METHODS AND COMPOSITIONS FOR THE TARGETED MODIFICATION OF A GENOME

摘要

Compositions and methods are provided for modifying a genomic locus of interest in a eukaryotic cell, a mammalian cell, a human cell or a non-human mammalian cell using a large targeting vector (LTVEC) comprising various endogenous or exogenous nucleic acid sequences as described herein. Further methods combine the use of the LTVEC with a CRISPR/Cas system.
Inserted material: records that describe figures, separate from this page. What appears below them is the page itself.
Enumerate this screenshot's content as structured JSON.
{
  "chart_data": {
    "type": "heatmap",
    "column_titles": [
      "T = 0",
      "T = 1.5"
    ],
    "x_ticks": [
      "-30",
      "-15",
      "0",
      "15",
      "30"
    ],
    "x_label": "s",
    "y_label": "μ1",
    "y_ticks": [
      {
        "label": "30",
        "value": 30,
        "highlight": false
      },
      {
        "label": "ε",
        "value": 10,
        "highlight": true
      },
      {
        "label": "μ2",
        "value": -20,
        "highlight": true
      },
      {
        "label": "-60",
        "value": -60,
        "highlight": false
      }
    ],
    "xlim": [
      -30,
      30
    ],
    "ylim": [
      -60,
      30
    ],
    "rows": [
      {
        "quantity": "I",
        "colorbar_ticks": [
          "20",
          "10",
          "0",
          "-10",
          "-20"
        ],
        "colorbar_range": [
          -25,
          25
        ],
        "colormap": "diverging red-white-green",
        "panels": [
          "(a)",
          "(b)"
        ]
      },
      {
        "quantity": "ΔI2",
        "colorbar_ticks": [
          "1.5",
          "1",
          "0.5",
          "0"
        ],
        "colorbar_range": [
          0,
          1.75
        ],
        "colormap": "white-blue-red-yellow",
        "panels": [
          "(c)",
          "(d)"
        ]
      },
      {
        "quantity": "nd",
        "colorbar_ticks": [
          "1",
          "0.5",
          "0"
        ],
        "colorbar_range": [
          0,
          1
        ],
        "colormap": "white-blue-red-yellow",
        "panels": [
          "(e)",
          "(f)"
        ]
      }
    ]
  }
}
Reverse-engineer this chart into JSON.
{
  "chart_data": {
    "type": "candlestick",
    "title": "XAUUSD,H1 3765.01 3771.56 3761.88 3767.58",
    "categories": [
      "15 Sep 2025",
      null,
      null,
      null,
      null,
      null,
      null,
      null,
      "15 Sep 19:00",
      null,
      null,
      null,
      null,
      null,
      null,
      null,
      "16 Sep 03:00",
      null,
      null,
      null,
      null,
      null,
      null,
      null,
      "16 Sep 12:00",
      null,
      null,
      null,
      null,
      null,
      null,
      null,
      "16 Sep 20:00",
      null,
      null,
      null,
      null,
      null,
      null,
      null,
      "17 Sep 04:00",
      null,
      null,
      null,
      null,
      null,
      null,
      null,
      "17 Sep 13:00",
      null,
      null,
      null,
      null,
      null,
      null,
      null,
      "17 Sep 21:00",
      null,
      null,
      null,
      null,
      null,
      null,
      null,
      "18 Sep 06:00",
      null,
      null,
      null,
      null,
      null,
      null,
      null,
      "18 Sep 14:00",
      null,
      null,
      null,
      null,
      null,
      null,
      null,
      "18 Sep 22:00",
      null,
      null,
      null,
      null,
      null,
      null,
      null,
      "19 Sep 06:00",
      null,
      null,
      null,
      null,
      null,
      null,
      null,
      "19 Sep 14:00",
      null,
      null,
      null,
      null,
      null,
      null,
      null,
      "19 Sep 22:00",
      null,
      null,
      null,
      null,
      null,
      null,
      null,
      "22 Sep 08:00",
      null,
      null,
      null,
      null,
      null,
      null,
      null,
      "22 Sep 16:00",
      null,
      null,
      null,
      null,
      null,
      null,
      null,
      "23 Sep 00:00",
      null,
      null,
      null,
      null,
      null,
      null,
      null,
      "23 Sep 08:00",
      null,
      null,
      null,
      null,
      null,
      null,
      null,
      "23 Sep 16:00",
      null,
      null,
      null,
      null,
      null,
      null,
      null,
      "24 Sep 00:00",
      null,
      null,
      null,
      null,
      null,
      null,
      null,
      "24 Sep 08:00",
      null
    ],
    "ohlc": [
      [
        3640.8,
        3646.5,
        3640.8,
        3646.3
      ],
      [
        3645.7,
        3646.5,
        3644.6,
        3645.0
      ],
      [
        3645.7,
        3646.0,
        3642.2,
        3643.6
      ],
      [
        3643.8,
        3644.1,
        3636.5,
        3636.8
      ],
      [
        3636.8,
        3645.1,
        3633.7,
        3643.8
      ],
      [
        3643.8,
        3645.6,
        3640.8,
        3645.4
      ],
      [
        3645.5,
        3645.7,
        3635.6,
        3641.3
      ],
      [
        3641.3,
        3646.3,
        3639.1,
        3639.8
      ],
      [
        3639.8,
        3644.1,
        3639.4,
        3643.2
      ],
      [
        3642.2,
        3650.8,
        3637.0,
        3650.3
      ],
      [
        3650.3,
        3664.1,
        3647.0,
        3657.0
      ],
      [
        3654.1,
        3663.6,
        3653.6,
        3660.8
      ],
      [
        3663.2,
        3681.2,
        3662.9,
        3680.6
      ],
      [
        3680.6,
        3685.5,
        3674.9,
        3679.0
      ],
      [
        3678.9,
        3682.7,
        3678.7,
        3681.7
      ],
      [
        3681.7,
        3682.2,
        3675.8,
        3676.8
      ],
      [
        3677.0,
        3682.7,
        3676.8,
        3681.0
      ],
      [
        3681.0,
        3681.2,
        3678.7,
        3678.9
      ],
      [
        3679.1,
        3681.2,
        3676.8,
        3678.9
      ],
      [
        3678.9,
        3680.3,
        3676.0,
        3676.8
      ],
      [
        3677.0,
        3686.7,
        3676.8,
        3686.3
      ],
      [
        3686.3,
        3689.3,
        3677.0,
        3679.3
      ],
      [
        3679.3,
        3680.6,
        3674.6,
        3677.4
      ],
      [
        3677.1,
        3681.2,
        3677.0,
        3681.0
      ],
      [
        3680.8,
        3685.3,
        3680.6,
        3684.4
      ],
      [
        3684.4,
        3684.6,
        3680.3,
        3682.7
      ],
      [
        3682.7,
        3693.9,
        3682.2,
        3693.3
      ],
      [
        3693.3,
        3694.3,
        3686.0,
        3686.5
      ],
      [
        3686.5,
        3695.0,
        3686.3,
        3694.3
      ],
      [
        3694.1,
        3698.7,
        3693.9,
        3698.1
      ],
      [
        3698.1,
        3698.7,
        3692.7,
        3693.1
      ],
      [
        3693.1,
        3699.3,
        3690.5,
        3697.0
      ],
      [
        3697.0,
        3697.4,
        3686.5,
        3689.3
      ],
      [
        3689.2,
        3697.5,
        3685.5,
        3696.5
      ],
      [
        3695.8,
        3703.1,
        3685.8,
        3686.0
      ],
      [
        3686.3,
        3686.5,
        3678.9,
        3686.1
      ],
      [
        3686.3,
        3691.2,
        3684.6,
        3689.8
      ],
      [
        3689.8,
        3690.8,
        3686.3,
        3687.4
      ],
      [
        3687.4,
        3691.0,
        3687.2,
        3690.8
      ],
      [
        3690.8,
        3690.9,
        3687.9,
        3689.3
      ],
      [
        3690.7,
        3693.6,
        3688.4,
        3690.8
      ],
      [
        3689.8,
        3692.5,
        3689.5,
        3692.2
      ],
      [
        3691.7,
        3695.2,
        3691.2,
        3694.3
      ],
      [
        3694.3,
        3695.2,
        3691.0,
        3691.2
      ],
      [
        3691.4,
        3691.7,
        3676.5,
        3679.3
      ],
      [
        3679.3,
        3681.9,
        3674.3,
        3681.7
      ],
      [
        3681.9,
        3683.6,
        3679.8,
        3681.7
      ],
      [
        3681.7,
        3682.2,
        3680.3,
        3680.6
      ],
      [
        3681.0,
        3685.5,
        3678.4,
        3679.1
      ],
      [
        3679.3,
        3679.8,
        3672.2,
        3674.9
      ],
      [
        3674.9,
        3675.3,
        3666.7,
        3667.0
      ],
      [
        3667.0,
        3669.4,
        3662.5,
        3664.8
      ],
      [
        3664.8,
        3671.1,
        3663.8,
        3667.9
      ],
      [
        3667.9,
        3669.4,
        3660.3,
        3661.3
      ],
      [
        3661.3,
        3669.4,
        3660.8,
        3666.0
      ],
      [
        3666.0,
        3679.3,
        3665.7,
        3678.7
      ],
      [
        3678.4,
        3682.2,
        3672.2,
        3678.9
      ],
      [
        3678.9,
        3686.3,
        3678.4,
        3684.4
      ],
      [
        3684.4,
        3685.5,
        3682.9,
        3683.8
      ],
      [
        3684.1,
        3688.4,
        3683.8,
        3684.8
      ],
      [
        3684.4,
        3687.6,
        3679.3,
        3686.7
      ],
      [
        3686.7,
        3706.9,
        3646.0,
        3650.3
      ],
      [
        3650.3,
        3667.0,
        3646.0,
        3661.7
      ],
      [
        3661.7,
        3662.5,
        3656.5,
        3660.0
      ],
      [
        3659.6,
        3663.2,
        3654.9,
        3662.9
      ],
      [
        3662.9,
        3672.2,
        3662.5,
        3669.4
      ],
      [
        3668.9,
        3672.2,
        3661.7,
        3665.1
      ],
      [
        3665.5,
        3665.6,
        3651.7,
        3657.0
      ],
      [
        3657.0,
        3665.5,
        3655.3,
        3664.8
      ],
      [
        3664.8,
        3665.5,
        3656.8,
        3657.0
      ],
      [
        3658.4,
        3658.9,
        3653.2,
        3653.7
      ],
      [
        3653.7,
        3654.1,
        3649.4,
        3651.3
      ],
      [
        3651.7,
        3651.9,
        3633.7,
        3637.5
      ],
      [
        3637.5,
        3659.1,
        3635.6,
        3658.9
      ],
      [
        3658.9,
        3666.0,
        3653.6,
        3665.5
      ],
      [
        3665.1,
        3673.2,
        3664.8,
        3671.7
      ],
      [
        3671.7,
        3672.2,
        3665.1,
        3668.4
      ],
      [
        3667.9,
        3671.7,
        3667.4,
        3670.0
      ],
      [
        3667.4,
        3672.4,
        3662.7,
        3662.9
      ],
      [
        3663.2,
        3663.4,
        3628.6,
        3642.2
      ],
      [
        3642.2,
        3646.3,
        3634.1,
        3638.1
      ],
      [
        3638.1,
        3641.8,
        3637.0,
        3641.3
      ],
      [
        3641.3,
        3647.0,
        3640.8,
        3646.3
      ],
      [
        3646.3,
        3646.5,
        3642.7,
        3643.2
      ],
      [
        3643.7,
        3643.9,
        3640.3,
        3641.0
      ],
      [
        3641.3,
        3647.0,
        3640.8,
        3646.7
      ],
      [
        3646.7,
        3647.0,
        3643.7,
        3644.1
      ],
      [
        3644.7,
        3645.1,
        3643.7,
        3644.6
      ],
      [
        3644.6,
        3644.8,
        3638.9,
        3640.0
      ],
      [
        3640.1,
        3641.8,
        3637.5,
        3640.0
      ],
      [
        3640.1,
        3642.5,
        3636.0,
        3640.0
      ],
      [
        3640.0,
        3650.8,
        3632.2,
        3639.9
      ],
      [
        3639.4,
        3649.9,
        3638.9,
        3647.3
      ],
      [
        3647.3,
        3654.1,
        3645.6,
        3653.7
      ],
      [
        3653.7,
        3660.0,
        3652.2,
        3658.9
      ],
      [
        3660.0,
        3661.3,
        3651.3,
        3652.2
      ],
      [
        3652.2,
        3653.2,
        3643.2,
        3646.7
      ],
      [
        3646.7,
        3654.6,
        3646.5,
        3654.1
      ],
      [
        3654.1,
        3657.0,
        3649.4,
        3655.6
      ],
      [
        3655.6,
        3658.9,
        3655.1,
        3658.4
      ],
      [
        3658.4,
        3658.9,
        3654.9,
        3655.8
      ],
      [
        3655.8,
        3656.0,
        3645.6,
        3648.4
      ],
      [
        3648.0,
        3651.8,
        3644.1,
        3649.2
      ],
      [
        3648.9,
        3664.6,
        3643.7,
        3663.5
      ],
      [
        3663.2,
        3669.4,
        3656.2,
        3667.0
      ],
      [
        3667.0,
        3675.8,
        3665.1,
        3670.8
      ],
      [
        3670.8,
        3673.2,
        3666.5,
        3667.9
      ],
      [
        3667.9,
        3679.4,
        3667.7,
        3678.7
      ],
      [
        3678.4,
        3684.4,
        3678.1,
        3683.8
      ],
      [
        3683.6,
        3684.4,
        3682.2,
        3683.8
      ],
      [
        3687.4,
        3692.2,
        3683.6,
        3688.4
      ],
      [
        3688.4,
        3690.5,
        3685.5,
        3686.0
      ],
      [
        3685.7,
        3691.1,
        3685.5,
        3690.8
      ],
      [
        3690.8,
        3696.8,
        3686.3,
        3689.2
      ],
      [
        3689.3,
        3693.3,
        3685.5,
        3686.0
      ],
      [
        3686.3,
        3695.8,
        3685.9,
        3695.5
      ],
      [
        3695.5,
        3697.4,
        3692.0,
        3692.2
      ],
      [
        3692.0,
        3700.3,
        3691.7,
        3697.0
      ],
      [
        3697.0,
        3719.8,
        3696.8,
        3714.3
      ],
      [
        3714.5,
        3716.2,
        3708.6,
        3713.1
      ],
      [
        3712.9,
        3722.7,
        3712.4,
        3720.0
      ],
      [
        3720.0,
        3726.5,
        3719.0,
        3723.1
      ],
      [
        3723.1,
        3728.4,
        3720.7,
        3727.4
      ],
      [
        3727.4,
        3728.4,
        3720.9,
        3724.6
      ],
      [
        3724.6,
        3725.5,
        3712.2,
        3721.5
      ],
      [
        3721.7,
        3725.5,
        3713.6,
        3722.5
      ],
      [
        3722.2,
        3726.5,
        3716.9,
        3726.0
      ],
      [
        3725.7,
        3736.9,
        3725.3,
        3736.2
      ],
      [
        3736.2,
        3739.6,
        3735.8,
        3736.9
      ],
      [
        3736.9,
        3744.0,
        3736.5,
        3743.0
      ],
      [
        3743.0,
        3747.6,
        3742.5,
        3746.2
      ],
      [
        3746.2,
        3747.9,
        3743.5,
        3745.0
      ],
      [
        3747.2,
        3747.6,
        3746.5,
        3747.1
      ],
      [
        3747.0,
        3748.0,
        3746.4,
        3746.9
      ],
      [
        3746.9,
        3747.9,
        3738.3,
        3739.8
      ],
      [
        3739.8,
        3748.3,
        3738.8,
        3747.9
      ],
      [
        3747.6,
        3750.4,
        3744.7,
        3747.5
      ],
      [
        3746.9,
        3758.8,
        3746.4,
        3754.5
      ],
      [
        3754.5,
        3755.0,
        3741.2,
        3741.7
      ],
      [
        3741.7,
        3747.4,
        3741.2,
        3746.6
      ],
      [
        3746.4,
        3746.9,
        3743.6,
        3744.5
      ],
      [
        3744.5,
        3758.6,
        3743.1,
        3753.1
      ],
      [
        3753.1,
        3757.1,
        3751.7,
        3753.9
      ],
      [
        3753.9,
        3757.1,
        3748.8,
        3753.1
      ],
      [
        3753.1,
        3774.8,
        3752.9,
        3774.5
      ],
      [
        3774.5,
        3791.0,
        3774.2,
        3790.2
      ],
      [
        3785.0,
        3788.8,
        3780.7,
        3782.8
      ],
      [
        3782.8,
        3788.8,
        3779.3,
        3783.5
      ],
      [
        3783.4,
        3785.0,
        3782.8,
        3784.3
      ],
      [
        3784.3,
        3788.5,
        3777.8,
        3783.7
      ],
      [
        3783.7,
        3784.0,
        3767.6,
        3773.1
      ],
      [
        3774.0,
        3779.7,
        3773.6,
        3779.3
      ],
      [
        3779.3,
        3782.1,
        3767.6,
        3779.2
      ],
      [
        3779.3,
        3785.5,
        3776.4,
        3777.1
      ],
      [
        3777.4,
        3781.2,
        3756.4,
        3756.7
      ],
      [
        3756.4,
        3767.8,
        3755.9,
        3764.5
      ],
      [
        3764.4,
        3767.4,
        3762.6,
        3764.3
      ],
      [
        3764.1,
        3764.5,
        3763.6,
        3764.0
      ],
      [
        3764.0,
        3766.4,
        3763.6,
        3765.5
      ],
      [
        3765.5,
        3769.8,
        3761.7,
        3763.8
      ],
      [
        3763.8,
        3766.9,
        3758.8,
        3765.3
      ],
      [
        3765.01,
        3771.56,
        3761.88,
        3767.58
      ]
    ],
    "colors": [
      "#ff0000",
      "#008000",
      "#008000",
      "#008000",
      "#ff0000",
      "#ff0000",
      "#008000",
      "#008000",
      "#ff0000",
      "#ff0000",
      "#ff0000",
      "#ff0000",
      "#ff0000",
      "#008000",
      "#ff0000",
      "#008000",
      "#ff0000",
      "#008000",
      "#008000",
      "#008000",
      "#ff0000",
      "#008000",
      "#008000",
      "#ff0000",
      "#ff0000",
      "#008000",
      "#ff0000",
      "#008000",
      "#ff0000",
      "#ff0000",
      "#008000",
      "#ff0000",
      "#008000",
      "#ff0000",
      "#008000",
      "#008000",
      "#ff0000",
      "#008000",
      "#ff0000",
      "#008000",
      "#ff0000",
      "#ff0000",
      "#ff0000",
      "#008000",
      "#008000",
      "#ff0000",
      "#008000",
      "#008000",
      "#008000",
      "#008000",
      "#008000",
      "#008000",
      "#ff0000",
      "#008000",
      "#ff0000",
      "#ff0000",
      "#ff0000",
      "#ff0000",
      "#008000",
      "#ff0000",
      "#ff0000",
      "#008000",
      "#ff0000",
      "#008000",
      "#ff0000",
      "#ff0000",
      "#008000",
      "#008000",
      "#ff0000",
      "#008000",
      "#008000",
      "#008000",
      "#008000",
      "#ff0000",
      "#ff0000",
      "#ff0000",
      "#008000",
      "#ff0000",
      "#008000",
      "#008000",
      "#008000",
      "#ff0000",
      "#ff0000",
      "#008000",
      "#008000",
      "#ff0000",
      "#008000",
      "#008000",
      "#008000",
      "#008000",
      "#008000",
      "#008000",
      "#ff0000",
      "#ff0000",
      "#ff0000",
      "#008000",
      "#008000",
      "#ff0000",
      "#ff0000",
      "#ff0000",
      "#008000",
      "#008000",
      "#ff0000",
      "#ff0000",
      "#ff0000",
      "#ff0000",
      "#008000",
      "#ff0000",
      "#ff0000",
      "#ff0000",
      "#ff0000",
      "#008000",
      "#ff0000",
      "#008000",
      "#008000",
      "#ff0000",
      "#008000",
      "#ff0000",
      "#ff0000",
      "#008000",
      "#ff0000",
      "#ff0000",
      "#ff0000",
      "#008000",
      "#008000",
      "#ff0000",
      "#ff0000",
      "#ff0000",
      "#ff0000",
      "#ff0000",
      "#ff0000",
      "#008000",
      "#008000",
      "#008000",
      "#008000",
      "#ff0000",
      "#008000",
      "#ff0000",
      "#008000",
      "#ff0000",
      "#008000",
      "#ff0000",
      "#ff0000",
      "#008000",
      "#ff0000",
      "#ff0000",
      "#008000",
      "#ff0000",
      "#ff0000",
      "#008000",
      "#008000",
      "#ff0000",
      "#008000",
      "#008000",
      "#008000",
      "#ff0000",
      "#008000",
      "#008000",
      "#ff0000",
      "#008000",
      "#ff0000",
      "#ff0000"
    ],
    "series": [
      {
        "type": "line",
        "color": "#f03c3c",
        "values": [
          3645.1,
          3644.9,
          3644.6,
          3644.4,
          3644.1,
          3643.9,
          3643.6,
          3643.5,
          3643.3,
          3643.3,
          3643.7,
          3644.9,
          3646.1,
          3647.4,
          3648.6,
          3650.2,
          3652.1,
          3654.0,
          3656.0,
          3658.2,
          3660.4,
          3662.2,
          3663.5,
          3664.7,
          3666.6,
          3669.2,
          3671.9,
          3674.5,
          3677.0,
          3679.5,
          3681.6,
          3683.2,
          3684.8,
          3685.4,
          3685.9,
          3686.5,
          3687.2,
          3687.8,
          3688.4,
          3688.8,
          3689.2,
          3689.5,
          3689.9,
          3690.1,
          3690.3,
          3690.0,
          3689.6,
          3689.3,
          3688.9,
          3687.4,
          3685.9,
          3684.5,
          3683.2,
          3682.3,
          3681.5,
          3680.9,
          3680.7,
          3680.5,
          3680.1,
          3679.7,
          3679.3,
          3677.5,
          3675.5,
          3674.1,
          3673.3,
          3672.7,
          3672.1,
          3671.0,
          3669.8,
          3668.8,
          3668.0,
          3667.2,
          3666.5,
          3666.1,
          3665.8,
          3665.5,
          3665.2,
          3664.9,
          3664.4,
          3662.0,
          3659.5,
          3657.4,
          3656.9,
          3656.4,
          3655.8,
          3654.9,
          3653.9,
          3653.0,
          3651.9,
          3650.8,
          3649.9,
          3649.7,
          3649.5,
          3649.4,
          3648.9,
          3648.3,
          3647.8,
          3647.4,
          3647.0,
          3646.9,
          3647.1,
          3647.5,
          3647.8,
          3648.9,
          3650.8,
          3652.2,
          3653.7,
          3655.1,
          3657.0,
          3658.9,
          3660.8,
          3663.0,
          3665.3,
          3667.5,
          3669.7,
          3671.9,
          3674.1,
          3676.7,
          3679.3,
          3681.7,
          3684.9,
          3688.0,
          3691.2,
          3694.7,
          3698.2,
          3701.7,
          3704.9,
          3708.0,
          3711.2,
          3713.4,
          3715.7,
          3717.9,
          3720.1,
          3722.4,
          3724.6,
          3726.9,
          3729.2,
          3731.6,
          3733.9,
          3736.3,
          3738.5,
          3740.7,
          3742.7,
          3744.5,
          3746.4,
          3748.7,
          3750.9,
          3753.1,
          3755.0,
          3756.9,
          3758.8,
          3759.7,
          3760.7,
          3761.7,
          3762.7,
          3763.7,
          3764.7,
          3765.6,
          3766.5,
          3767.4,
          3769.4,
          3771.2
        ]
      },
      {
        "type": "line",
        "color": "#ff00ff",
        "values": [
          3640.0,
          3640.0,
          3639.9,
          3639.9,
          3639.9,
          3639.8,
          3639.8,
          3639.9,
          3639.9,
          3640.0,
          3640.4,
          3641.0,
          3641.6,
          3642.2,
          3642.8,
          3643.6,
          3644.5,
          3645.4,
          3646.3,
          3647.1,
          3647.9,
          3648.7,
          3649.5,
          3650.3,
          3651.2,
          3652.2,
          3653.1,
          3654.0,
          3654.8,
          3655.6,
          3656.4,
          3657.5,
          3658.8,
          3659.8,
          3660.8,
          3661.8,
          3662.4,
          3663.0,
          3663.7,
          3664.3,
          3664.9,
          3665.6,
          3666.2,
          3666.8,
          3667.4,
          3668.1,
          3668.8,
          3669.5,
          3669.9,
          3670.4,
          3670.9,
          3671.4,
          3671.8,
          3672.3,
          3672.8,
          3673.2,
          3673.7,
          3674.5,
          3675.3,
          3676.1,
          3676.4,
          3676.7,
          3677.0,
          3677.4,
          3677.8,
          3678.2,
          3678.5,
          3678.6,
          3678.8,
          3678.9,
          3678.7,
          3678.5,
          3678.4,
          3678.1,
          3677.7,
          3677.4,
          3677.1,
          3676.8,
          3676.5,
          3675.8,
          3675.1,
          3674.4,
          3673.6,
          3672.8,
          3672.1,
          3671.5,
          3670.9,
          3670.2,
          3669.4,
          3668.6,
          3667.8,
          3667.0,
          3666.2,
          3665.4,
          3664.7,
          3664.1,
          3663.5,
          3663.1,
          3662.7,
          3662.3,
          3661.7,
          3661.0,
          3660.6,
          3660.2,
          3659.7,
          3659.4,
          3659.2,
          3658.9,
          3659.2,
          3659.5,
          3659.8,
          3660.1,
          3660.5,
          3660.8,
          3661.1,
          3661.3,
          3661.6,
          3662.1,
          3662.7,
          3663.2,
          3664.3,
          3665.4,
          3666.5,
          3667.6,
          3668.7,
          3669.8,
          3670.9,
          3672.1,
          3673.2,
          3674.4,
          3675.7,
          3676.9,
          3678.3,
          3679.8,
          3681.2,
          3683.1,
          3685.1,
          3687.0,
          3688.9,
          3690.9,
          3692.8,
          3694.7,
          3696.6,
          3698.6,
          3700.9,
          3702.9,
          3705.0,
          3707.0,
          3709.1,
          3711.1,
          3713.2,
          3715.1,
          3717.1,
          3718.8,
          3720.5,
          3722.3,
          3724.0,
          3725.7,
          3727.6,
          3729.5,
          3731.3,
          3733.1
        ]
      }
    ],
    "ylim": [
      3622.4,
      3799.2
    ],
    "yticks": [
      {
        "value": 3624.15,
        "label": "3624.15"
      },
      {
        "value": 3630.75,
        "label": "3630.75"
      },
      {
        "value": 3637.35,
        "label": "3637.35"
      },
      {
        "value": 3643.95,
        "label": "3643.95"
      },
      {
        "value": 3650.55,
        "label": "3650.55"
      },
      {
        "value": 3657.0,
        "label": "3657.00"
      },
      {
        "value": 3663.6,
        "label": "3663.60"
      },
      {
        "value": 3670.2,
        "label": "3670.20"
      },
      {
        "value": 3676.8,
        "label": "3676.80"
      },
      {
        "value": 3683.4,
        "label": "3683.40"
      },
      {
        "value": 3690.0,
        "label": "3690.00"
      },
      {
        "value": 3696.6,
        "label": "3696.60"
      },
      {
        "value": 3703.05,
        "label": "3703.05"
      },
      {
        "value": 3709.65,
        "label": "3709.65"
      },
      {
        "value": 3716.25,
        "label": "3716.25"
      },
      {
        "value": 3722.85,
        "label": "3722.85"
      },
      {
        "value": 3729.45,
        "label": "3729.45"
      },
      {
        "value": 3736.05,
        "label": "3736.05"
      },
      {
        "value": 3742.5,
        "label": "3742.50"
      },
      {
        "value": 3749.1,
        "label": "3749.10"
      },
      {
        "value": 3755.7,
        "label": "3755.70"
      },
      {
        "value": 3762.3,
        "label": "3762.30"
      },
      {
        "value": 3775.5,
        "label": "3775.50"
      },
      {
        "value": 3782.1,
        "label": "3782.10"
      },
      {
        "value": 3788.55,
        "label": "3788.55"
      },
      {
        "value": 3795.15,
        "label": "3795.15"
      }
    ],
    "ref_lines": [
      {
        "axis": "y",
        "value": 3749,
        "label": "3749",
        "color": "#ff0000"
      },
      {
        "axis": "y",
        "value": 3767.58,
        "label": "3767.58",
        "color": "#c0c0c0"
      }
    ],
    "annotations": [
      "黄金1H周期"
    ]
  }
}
Compositions and methods for generating a genetically modified non-human animal comprising one or more targeted genetic modifications in their germline are also provided.

主权项

1. A method for modifying a genome in a mouse cell or a human cell at a genomic locus of interest, comprising contacting the genome with a Cas protein, a CRISPR RNA that hybridizes to a CRISPR target sequence at the genomic locus of interest, and a tracrRNA,
wherein the genome is contacted in the presence of a large targeting vector (LTVEC) that is at least 10 kb and comprises an insert nucleic acid flanked with:
(i) a 5′ homology arm that is homologous to a 5′ target sequence at the genomic locus of interest; and(ii) a 3′ homology arm that is homologous to a 3′ target sequence at the genomic locus of interest, wherein the insert nucleic acid is at least 30 kb and/or the 5′ target sequence and the 3′ target sequence are separated by at least 30 kb; wherein following contacting with the Cas protein, CRISPR RNA, and tracrRNA in the presence of the LTVEC, the genome comprises a targeted genetic modification at the genomic locus of interest, wherein the modified genomic locus of interest comprises the insert nucleic acid.